John Legend is as real as it gets. When it comes to his music, the man born John Stephens only expresses himself in truths and absolutes. In just a few years, the Grammy Award-winning singer/songwriter/composer's work has permeated airwaves, bumped in iPods, and flown off store shelves. His latest effort, "Evolver," takes fans on a new musical journey that highlights his personal growth. ESSENCE.COM caught up with the Springfield, Ohio, native to discuss name-dropping women, the significance of this election, and how he deals with "keyboard gangsters."
ESSENCE.COM: We're loving your new single "Green Light," which lets your object of desire know that you're ready to get it poppin'. Since you're growing stardom, have women been giving you the red light?
JOHN LEGEND: (Laughs.) Not so often. It seems like I've become more charming than I used to be. Honestly, as an artist, you have to understand that when women approach you it's truly not because your game is so tight; it has something to do with your status. Now, I won't sit here and say it doesn't help sometimes, but I am fully aware of what the [allure] truly is. My biggest pet peeve is women who feel a need to tell me every celebrity they've met or know, because it doesn't make you seem cool or more appealing to me.
ESSENCE.COM: (Laughs.) Ya hear that, ladies? Name-dropping doesn't preserve your sexy with The Legend! Folks have often compared you to the Black Frank Sinatra. What's your take on your vocal dexterity?
LEGEND: (Laughs.) I'll take the comparisons to The Boss and his old-school swagger. He had one of the great voices of all time, but I'd like to think my body of work is a little more diverse.
ESSENCE.COM: Most definitely. So you debuted your inspirational song "If You're Out There" at this year's Democratic National Convention. What have you found to be most inspiring and disappointing about the election?
LEGEND: It has been inspiring. Never before have we had a candidate who was virtually an unknown mobilize and inspire people to vote. Obama is running an air-tight campaign despite coming from relative obscurity. There is a hunger for change, and it's disappointing when the press distorts information and plays the race card to cater to people's ignorance. It's just sad to see people resorting to the lowest common denominator to insult and tarnish his reputation. I mean, they don't call the Republicans out on their bullsh-, yet the media continues to treat lies like they are truths. When things aren't true or if they're reported incorrectly, [the media should correct them]. Through it all, Obama has kept his head up. So overall, it's pretty inspiring to have someone who is gifted with the ideas and has the hunger for change.
ESSENCE.COM: Love your passion for politicking. As a celeb, you live under a microscope, and one of your closest friends, musical mentor, partner and head of your label, G.O.O.D. Music, Kanye West, had to check the paparrazo in Los Angeles recently. Has anyone ever caused you to act out of character?

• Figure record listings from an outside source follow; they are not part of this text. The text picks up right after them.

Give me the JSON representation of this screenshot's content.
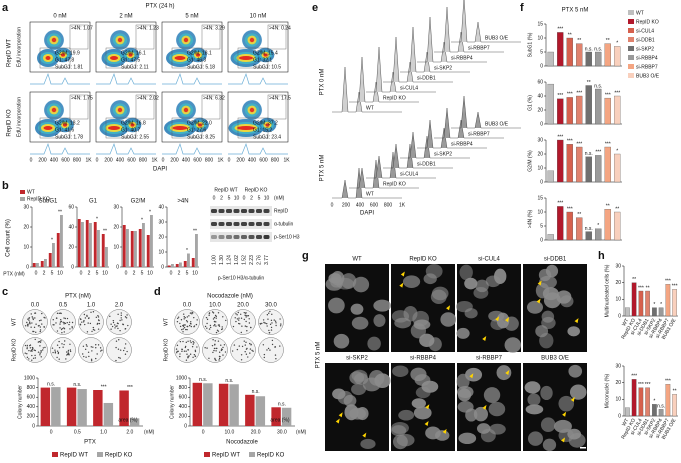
{
  "panels": {
    "a": {
      "label": "a",
      "title": "PTX (24 h)",
      "columns": [
        "0 nM",
        "2 nM",
        "5 nM",
        "10 nM"
      ],
      "rows": [
        "RepID WT",
        "RepID KO"
      ],
      "y_label": "EdU incorporation",
      "x_label": "DAPI",
      "xticks": [
        "0",
        "200",
        "400",
        "600",
        "800",
        "1K"
      ],
      "gates": [
        [
          [
            ">4N: 1.07",
            "G2/M: 19.9",
            "G1: 47.8",
            "SubG1: 1.81"
          ],
          [
            ">4N: 1.23",
            "G2/M: 16.1",
            "G1: 47.5",
            "SubG1: 2.11"
          ],
          [
            ">4N: 3.29",
            "G2/M: 18.1",
            "G1: 46.3",
            "SubG1: 5.18"
          ],
          [
            ">4N: 0.24",
            "G2/M: 15.4",
            "G1: 32.1",
            "SubG1: 10.5"
          ]
        ],
        [
          [
            ">4N: 1.75",
            "G2/M: 18.2",
            "G1: 41.6",
            "SubG1: 1.78"
          ],
          [
            ">4N: 2.02",
            "G2/M: 16.8",
            "G1: 40.7",
            "SubG1: 2.55"
          ],
          [
            ">4N: 6.32",
            "G2/M: 22.0",
            "G1: 27.6",
            "SubG1: 8.25"
          ],
          [
            ">4N: 17.5",
            "G2/M: 37.2",
            "G1: 15.2",
            "SubG1: 23.4"
          ]
        ]
      ]
    },
    "b": {
      "label": "b",
      "legend": [
        "WT",
        "RepID KO"
      ],
      "colors": [
        "#c0272d",
        "#a6a6a6"
      ],
      "x_label": "PTX (nM)",
      "y_label": "Cell count (%)",
      "categories": [
        "0",
        "2",
        "5",
        "10"
      ],
      "charts": [
        {
          "title": "SubG1",
          "ylim": [
            0,
            30
          ],
          "yticks": [
            0,
            10,
            20,
            30
          ],
          "significance": [
            null,
            null,
            "*",
            "**"
          ],
          "series": [
            {
              "values": [
                2,
                3,
                7,
                17
              ]
            },
            {
              "values": [
                2,
                4,
                12,
                26
              ]
            }
          ]
        },
        {
          "title": "G1",
          "ylim": [
            0,
            60
          ],
          "yticks": [
            0,
            20,
            40,
            60
          ],
          "significance": [
            null,
            null,
            "*",
            "**"
          ],
          "series": [
            {
              "values": [
                48,
                47,
                45,
                33
              ]
            },
            {
              "values": [
                45,
                44,
                37,
                20
              ]
            }
          ]
        },
        {
          "title": "G2/M",
          "ylim": [
            0,
            30
          ],
          "yticks": [
            0,
            10,
            20,
            30
          ],
          "significance": [
            null,
            null,
            "*",
            "*"
          ],
          "series": [
            {
              "values": [
                21,
                18,
                19,
                16
              ]
            },
            {
              "values": [
                19,
                18,
                22,
                26
              ]
            }
          ]
        },
        {
          "title": ">4N",
          "ylim": [
            0,
            40
          ],
          "yticks": [
            0,
            10,
            20,
            30,
            40
          ],
          "significance": [
            null,
            null,
            "*",
            "**"
          ],
          "series": [
            {
              "values": [
                1,
                2,
                4,
                6
              ]
            },
            {
              "values": [
                2,
                3,
                9,
                22
              ]
            }
          ]
        }
      ],
      "blot": {
        "groups": [
          "RepID WT",
          "RepID KO"
        ],
        "lanes": [
          "0",
          "2",
          "5",
          "10",
          "0",
          "2",
          "5",
          "10"
        ],
        "unit": "(nM)",
        "rows": [
          "RepID",
          "α-tubulin",
          "p-Ser10 H3"
        ],
        "ratio_label": "p-Ser10 H3/α-tubulin",
        "ratios": [
          "1.00",
          "1.30",
          "1.24",
          "1.02",
          "1.52",
          "2.23",
          "2.76",
          "3.77"
        ]
      }
    },
    "c": {
      "label": "c",
      "title": "PTX (nM)",
      "doses": [
        "0.0",
        "0.5",
        "1.0",
        "2.0"
      ],
      "rows": [
        "WT",
        "RepID KO"
      ],
      "legend": [
        "RepID WT",
        "RepID KO"
      ],
      "colors": [
        "#c0272d",
        "#a6a6a6"
      ],
      "chart": {
        "y_label": "Colony number",
        "ylim": [
          0,
          1000
        ],
        "yticks": [
          0,
          200,
          400,
          600,
          800,
          1000
        ],
        "categories": [
          "0",
          "0.5",
          "1.0",
          "2.0"
        ],
        "unit": "(nM)",
        "x_label": "PTX",
        "area_label": "area (%)",
        "significance": [
          "n.s.",
          "n.s.",
          "***",
          "***"
        ],
        "series": [
          {
            "values": [
              800,
              800,
              750,
              740
            ]
          },
          {
            "values": [
              810,
              770,
              480,
              160
            ]
          }
        ]
      }
    },
    "d": {
      "label": "d",
      "title": "Nocodazole (nM)",
      "doses": [
        "0.0",
        "10.0",
        "20.0",
        "30.0"
      ],
      "rows": [
        "WT",
        "RepID KO"
      ],
      "legend": [
        "RepID WT",
        "RepID KO"
      ],
      "colors": [
        "#c0272d",
        "#a6a6a6"
      ],
      "chart": {
        "y_label": "Colony number",
        "ylim": [
          0,
          1000
        ],
        "yticks": [
          0,
          200,
          400,
          600,
          800,
          1000
        ],
        "categories": [
          "0",
          "10.0",
          "20.0",
          "30.0"
        ],
        "unit": "(nM)",
        "x_label": "Nocodazole",
        "area_label": "area (%)",
        "significance": [
          "n.s.",
          "n.s.",
          "n.s.",
          "n.s."
        ],
        "series": [
          {
            "values": [
              900,
              880,
              650,
              390
            ]
          },
          {
            "values": [
              890,
              870,
              620,
              380
            ]
          }
        ]
      }
    },
    "e": {
      "label": "e",
      "conditions": [
        "PTX 0 nM",
        "PTX 5 nM"
      ],
      "traces": [
        "WT",
        "RepID KO",
        "si-CUL4",
        "si-DDB1",
        "si-SKP2",
        "si-RBBP4",
        "si-RBBP7",
        "BUB3 O/E"
      ],
      "xticks": [
        "0",
        "200",
        "400",
        "600",
        "800",
        "1K"
      ],
      "x_label": "DAPI"
    },
    "f": {
      "label": "f",
      "title": "PTX 5 nM",
      "legend": [
        "WT",
        "RepID KO",
        "si-CUL4",
        "si-DDB1",
        "si-SKP2",
        "si-RBBP4",
        "si-RBBP7",
        "BUB3 O/E"
      ],
      "colors": [
        "#bfbfbf",
        "#b2182b",
        "#d6604d",
        "#e0826d",
        "#6f6f6f",
        "#9a9a9a",
        "#f4a582",
        "#f9d0bd"
      ],
      "charts": [
        {
          "y_label": "SubG1 (%)",
          "ylim": [
            0,
            15
          ],
          "yticks": [
            0,
            5,
            10,
            15
          ],
          "values": [
            5,
            12,
            10,
            8,
            5,
            5,
            8,
            7
          ],
          "significance": [
            null,
            "***",
            "**",
            "**",
            "n.s.",
            "n.s.",
            "**",
            "*"
          ]
        },
        {
          "y_label": "G1 (%)",
          "ylim": [
            0,
            60
          ],
          "yticks": [
            0,
            20,
            40,
            60
          ],
          "values": [
            57,
            36,
            38,
            40,
            55,
            50,
            37,
            40
          ],
          "significance": [
            null,
            "***",
            "***",
            "***",
            "**",
            "n.s.",
            "***",
            "***"
          ]
        },
        {
          "y_label": "G2/M (%)",
          "ylim": [
            0,
            30
          ],
          "yticks": [
            0,
            10,
            20,
            30
          ],
          "values": [
            8,
            30,
            27,
            25,
            18,
            19,
            25,
            20
          ],
          "significance": [
            null,
            "***",
            "***",
            "***",
            "n.s.",
            "***",
            "***",
            "*"
          ]
        },
        {
          "y_label": ">4N (%)",
          "ylim": [
            0,
            15
          ],
          "yticks": [
            0,
            5,
            10,
            15
          ],
          "values": [
            2,
            12,
            10,
            8,
            3,
            4,
            11,
            10
          ],
          "significance": [
            null,
            "***",
            "***",
            "**",
            "n.s.",
            "*",
            "**",
            "**"
          ]
        }
      ]
    },
    "g": {
      "label": "g",
      "condition": "PTX 5 nM",
      "images": [
        "WT",
        "RepID KO",
        "si-CUL4",
        "si-DDB1",
        "si-SKP2",
        "si-RBBP4",
        "si-RBBP7",
        "BUB3 O/E"
      ]
    },
    "h": {
      "label": "h",
      "categories": [
        "WT",
        "RepID KO",
        "si-CUL4",
        "si-DDB1",
        "si-SKP2",
        "si-RBBP4",
        "si-RBBP7",
        "BUB3 O/E"
      ],
      "colors": [
        "#bfbfbf",
        "#b2182b",
        "#d6604d",
        "#e0826d",
        "#6f6f6f",
        "#9a9a9a",
        "#f4a582",
        "#f9d0bd"
      ],
      "charts": [
        {
          "y_label": "Multinucleated cells (%)",
          "ylim": [
            0,
            30
          ],
          "yticks": [
            0,
            10,
            20,
            30
          ],
          "values": [
            5,
            20,
            15,
            15,
            5,
            5,
            19,
            16
          ],
          "significance": [
            null,
            "**",
            "***",
            "**",
            "*",
            "*",
            "***",
            "***"
          ]
        },
        {
          "y_label": "Micronuclei (%)",
          "ylim": [
            0,
            30
          ],
          "yticks": [
            0,
            10,
            20,
            30
          ],
          "values": [
            5,
            22,
            17,
            17,
            7,
            4,
            19,
            13
          ],
          "significance": [
            null,
            "***",
            "***",
            "***",
            "*",
            "n.s.",
            "***",
            "**"
          ]
        }
      ]
    }
  }
}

LEGEND: I've been under control pretty much. I take it all in stride, but for the most part, the media is very positive about my success and I'm grateful for it. For the most part, people tell me they love my music. I understand that you have to let them talk, and if they're not talking about you, then you're not worth talking about. I call the bloggers "keyboard gangsters" who have nothing else to do other than to try to feel bigger and better than other people by writing negative things. When I first started out, some people said they didn't like my music, I was gay, and then criticized any girl I dated up and down. I was a bit more sensitive then and thought, These people are mean. After a while, I only started reading the comments because I like constructive criticism. So if I do a show, I'll read up on what they are saying, and it's helped me improve my shows-like once they said my show was "slow and boring," so I added more things to my show to make it more lively. I think there's a difference between legitimate criticism, and I take that into consideration. The negative comments I just let roll off my back.
ESSENCE.COM: What would your fans be surprised to learn about you?
LEGEND: Well, people usually comment on my height. They either say, "I thought you were shorter" or "You're taller than I thought." It's funny to me because I can take those comments to heart-it's sort of like a backhanded compliment (laughs). But it's all good. I enjoy my career and I enjoy being known for making great music and having people tell me that when I walk down the street. If I can inspire and motivate people to be better in some way, all of this-the negative and positive comments-are all worth it.